Sneed was waived by the Hornets on August 3, 2023.

===Happy Casa Brindisi (2023–2024)===
On August 30, 2023, Sneed signed with Happy Casa Brindisi of the Lega Basket Serie A. He scored 16.2 points per game (6th).

=== Bnei Herzliya (2024–2025)===
In July 2024, Sneed signed with Bnei Herzliya of the Israeli Basketball Premier League.

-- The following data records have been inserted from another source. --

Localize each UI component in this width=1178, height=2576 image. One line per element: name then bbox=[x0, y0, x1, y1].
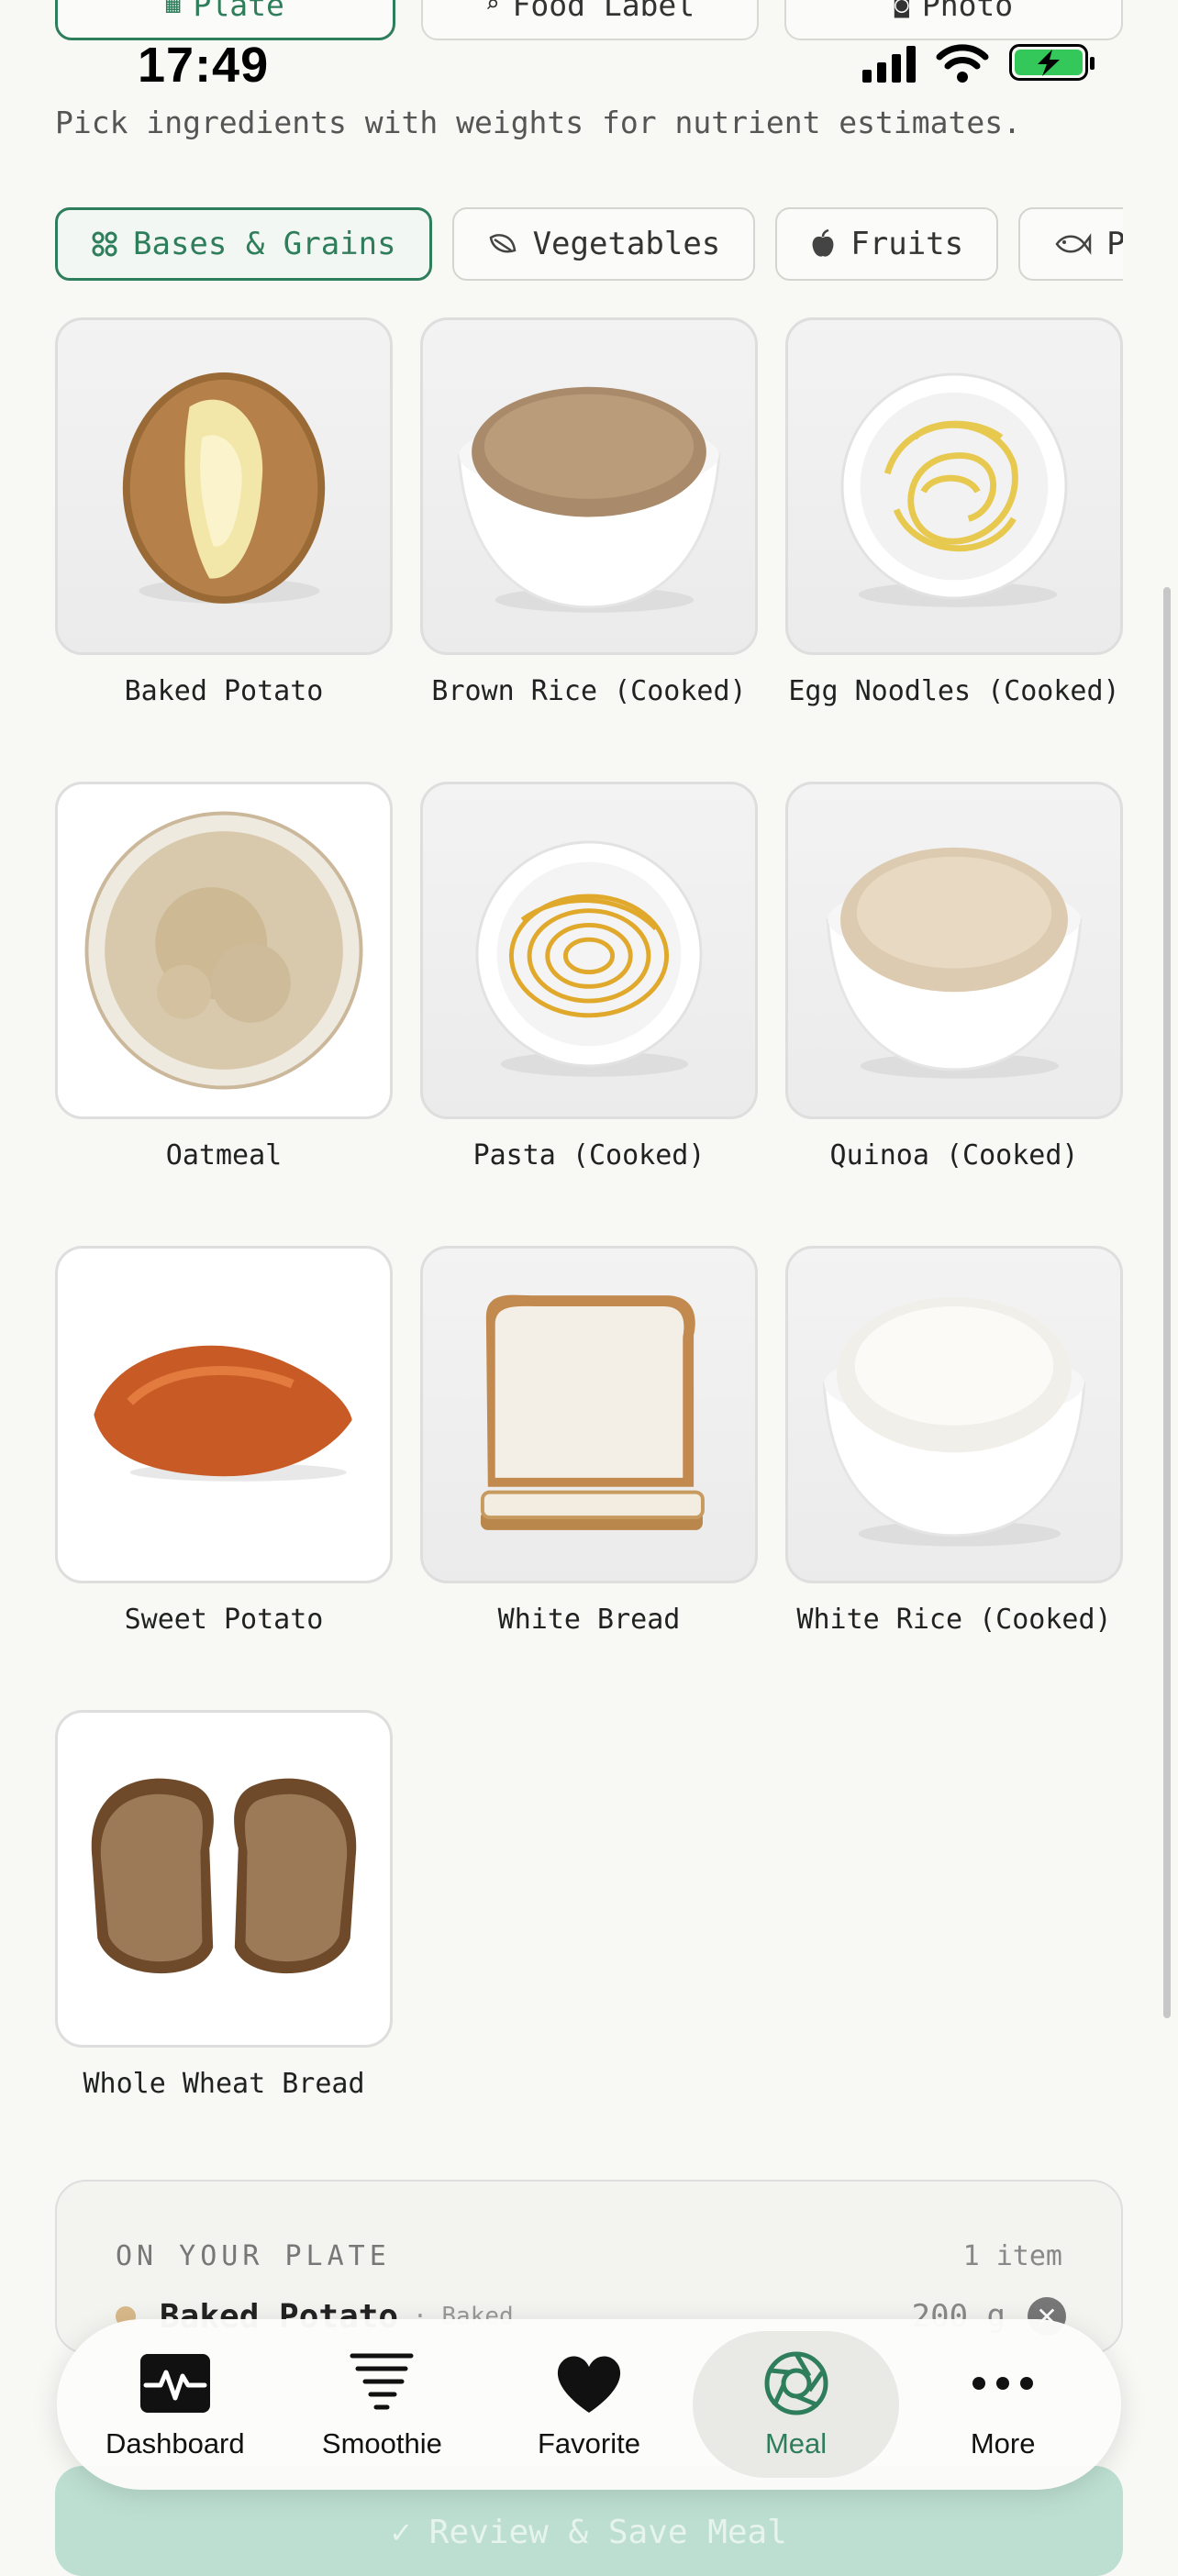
tab-plate-label: Plate bbox=[193, 0, 284, 23]
tab-photo[interactable]: ◙ Photo bbox=[784, 0, 1124, 40]
apple-icon bbox=[812, 229, 834, 257]
mode-tabs: ▦ Plate ⌕ Food Label ◙ Photo bbox=[55, 0, 1124, 40]
food-item-baked-potato[interactable]: Baked Potato bbox=[55, 317, 393, 782]
food-item-sweet-potato[interactable]: Sweet Potato bbox=[55, 1246, 393, 1710]
nav-dashboard[interactable]: Dashboard bbox=[72, 2331, 279, 2478]
food-name: White Bread bbox=[497, 1604, 681, 1636]
food-item-white-bread[interactable]: White Bread bbox=[420, 1246, 758, 1710]
aperture-icon bbox=[764, 2351, 828, 2415]
check-badge-icon: ✓ bbox=[391, 2514, 411, 2551]
category-vegetables[interactable]: Vegetables bbox=[451, 207, 756, 281]
heart-icon bbox=[557, 2356, 621, 2413]
subtitle: Pick ingredients with weights for nutrie… bbox=[55, 105, 1021, 140]
food-name: Egg Noodles (Cooked) bbox=[788, 675, 1120, 707]
nav-label: Meal bbox=[764, 2427, 828, 2459]
wifi-icon bbox=[936, 44, 989, 83]
nav-meal[interactable]: Meal bbox=[692, 2331, 900, 2478]
food-item-egg-noodles[interactable]: Egg Noodles (Cooked) bbox=[785, 317, 1123, 782]
label-search-icon: ⌕ bbox=[484, 0, 500, 18]
food-item-brown-rice[interactable]: Brown Rice (Cooked) bbox=[420, 317, 758, 782]
tab-food-label-label: Food Label bbox=[512, 0, 695, 23]
fish-icon bbox=[1055, 233, 1092, 255]
food-name: Quinoa (Cooked) bbox=[829, 1139, 1079, 1171]
food-name: Oatmeal bbox=[165, 1139, 283, 1171]
white-rice-image bbox=[785, 1246, 1123, 1583]
bottom-nav: Dashboard Smoothie Favorite Meal More bbox=[57, 2319, 1121, 2490]
whole-wheat-bread-image bbox=[55, 1710, 393, 2048]
tab-plate[interactable]: ▦ Plate bbox=[55, 0, 395, 40]
grains-icon bbox=[92, 231, 117, 257]
nav-label: Favorite bbox=[537, 2427, 640, 2459]
food-item-white-rice[interactable]: White Rice (Cooked) bbox=[785, 1246, 1123, 1710]
nav-label: More bbox=[970, 2427, 1036, 2459]
status-time: 17:49 bbox=[138, 38, 270, 93]
category-label: Bases & Grains bbox=[133, 226, 396, 262]
food-grid: Baked Potato Brown Rice (Cooked) Egg Noo… bbox=[55, 317, 1123, 2174]
tab-food-label[interactable]: ⌕ Food Label bbox=[420, 0, 760, 40]
tab-photo-label: Photo bbox=[921, 0, 1014, 23]
status-icons bbox=[862, 42, 1095, 83]
food-item-whole-wheat-bread[interactable]: Whole Wheat Bread bbox=[55, 1710, 393, 2174]
nav-favorite[interactable]: Favorite bbox=[485, 2331, 693, 2478]
nav-more[interactable]: More bbox=[899, 2331, 1106, 2478]
pasta-image bbox=[420, 782, 758, 1119]
review-save-label: Review & Save Meal bbox=[428, 2514, 787, 2551]
pulse-icon bbox=[139, 2354, 210, 2413]
plate-item-count: 1 item bbox=[962, 2240, 1062, 2272]
food-name: Sweet Potato bbox=[124, 1604, 324, 1636]
category-tabs[interactable]: Bases & Grains Vegetables Fruits P bbox=[55, 207, 1123, 284]
camera-icon: ◙ bbox=[895, 0, 909, 18]
category-fruits[interactable]: Fruits bbox=[775, 207, 999, 281]
food-name: Whole Wheat Bread bbox=[83, 2068, 365, 2100]
food-item-quinoa[interactable]: Quinoa (Cooked) bbox=[785, 782, 1123, 1246]
scrollbar[interactable] bbox=[1163, 587, 1171, 2018]
tornado-icon bbox=[350, 2353, 414, 2410]
food-item-pasta[interactable]: Pasta (Cooked) bbox=[420, 782, 758, 1246]
more-icon bbox=[972, 2377, 1034, 2390]
food-item-oatmeal[interactable]: Oatmeal bbox=[55, 782, 393, 1246]
category-bases-grains[interactable]: Bases & Grains bbox=[55, 207, 432, 281]
food-name: Brown Rice (Cooked) bbox=[431, 675, 747, 707]
leaf-icon bbox=[489, 234, 516, 253]
oatmeal-image bbox=[55, 782, 393, 1119]
food-name: White Rice (Cooked) bbox=[796, 1604, 1112, 1636]
food-name: Pasta (Cooked) bbox=[472, 1139, 706, 1171]
battery-icon bbox=[1009, 44, 1095, 81]
nav-label: Dashboard bbox=[105, 2427, 245, 2459]
white-bread-image bbox=[420, 1246, 758, 1583]
quinoa-image bbox=[785, 782, 1123, 1119]
plate-heading: ON YOUR PLATE bbox=[116, 2240, 391, 2272]
category-label: P bbox=[1106, 226, 1123, 262]
baked-potato-image bbox=[55, 317, 393, 655]
signal-icon bbox=[862, 42, 916, 83]
nav-label: Smoothie bbox=[321, 2427, 442, 2459]
category-protein[interactable]: P bbox=[1018, 207, 1123, 281]
category-label: Fruits bbox=[850, 226, 964, 262]
nav-smoothie[interactable]: Smoothie bbox=[279, 2331, 486, 2478]
category-label: Vegetables bbox=[532, 226, 721, 262]
egg-noodles-image bbox=[785, 317, 1123, 655]
brown-rice-image bbox=[420, 317, 758, 655]
grid-icon: ▦ bbox=[165, 0, 181, 18]
food-name: Baked Potato bbox=[124, 675, 324, 707]
sweet-potato-image bbox=[55, 1246, 393, 1583]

===Acqua S.Bernardo Cantù (2025–2026)===
On August 14, 2025, he signed with Acqua S.Bernardo Cantù of the Italian Lega Basket Serie A (LBA).
===Hapoel Jerusalem (2026)===
On May 4, 2026, Sneed signed with Hapoel Jerusalem of the Israeli Ligat HaAl and the EuroCup until the end of the season.

==Career statistics==

===NBA===

| Year | Team | GP | GS | MPG | FG% | 3P% | FT% | RPG | APG | SPG | BPG | PPG |
| 2021–22 | Memphis | 2 | 0 | 4.0 | .000 | .000 | — | 1.0 | .0 | .0 | .0 | .0 |
| Utah | 7 | 0 | 4.4 | .250 | .167 | — | .6 | .1 | .0 | .0 | .7 |
| 2022–23 | Charlotte | 4 | 0 | 12.0 | .500 | .500 | 1.000 | 1.3 | 1.3 | .0 | .3 | 4.3 |
| Career |  | 13 | 0 | 6.7 | .350 | .286 | 1.000 | .8 | .5 | .0 | .1 | 1.7 |

===College===

| Year | Team | GP | GS | MPG | FG% | 3P% | FT% | RPG | APG | SPG | BPG | PPG |
|---|---|---|---|---|---|---|---|---|---|---|---|---|
| 2016–17 | Kansas State | 35 | 2 | 18.3 | .429 | .339 | .726 | 2.6 | .6 | .9 | .2 | 7.1 |
| 2017–18 | Kansas State | 37 | 37 | 31.4 | .417 | .344 | .739 | 5.1 | 1.8 | 1.6 | .3 | 11.1 |
| 2018–19 | Kansas State | 33 | 33 | 30.7 | .396 | .346 | .670 | 5.5 | 1.9 | 1.4 | .3 | 10.6 |
| 2019–20 | Kansas State | 32 | 32 | 32.5 | .365 | .304 | .690 | 4.8 | 1.7 | 1.8 | .3 | 14.2 |
| Career |  | 137 | 104 | 28.1 | .397 | .332 | .703 | 4.5 | 1.5 | 1.4 | .3 | 10.7 |

==Personal life==
He is the son of Anthonie and Erica Sneed and has a younger sister, Ania. He earned a degree in organizational management in May 2020.